AI must never replace kindness, empathy, ethics, and moral judgment. It should free us—not disconnect us—from one another. If we focus only on advancing technology and not the people behind the screens, we risk building a future that accelerates tools while eroding trust, dismantling community, and weakening the human connections that ultimately make our world more just, compassionate, and worth living in.

Sabrina Short

NOLAvate Black

Morgan Frank

AIEI Fellow (U. Pittsburgh)

The next decade’s biggest mistake would be to limit the development and deployment of local LLMs because of rising hardware costs and the lack of a global solution to bring down costs.

I think companies will eventually realize that many forms of AI work well-enough with open-source LLMs run locally. Similarly, many universities today have enterprise AI accounts that exclude AI coding tools because of data privacy concerns; yet it seems increasingly essential that universities train current students to use modern AI tools. Local LLMs run within the university’s networks are again a potential solution here.

Morgan Frank

AIEI Fellow (U. Pittsburgh)

Dr. Sue Kane

WA | NCW Tech Alliance

One of the biggest mistakes would be treating AI diffusion as a solely a technology skills problem.

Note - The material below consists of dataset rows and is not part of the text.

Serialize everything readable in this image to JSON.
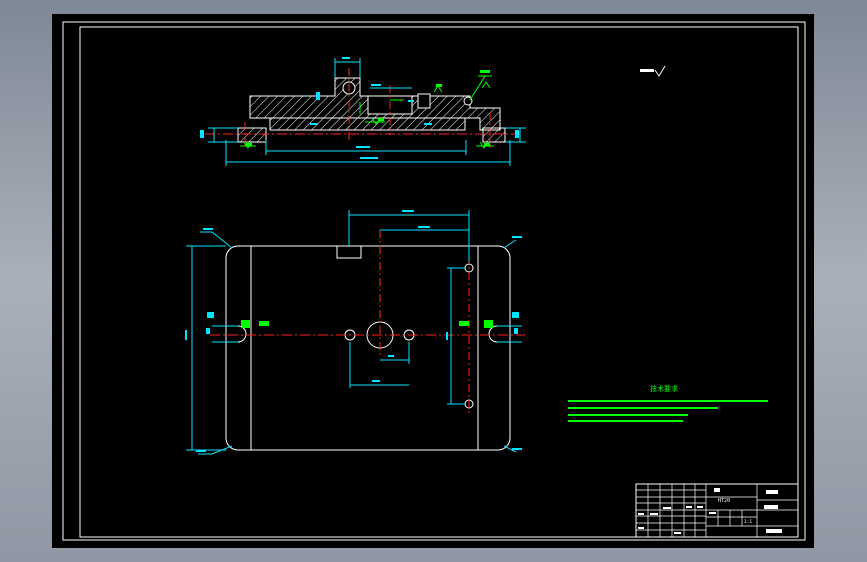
{
  "colors": {
    "background": "#000000",
    "frame": "#ffffff",
    "part": "#ffffff",
    "hatch": "#ffffff",
    "dimension": "#00e5ff",
    "centerline": "#ff2020",
    "annotation": "#00ff00",
    "viewport": "#9aa2ae"
  },
  "title_block": {
    "material_code": "HT20",
    "scale_code": "1:1"
  },
  "technical_requirements": {
    "heading": "技术要求"
  }
}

If we focus only on teaching people how to use tools, we miss some significant factors that can slow AI diffusion. AI integration changes workflows, roles, and relationships. It raises questions about policy, resources, risk, and benefits. Skills training alone cannot solve these challenges. Diffusion depends on whether the surrounding conditions support meaningful integration.

Dr. Sue Kane

WA | NCW Tech Alliance

Emily Wilson

Innosphere

The biggest mistake would be equating access to AI with impact, and failing to invest in translation.

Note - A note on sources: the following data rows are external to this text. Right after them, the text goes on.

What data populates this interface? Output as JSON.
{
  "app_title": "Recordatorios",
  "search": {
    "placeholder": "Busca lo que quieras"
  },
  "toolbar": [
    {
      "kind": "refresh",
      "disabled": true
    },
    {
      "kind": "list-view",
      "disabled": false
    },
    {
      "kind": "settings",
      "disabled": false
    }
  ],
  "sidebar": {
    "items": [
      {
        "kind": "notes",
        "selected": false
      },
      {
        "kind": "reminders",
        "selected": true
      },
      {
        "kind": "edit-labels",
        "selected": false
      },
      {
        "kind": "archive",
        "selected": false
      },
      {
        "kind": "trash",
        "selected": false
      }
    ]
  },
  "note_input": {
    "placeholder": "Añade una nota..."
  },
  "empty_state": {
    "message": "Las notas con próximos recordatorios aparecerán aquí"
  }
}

If we assume that simply providing tools will lead to widespread benefit, we risk widening the gap further. Real progress depends on deployment—integrating AI into systems, infrastructure, and decision-making environments—and ensuring people are prepared to use it. Without sustained investment in workforce development, regional ecosystems, and applied use cases, we could end up with advanced technology that delivers value to only a narrow segment of society.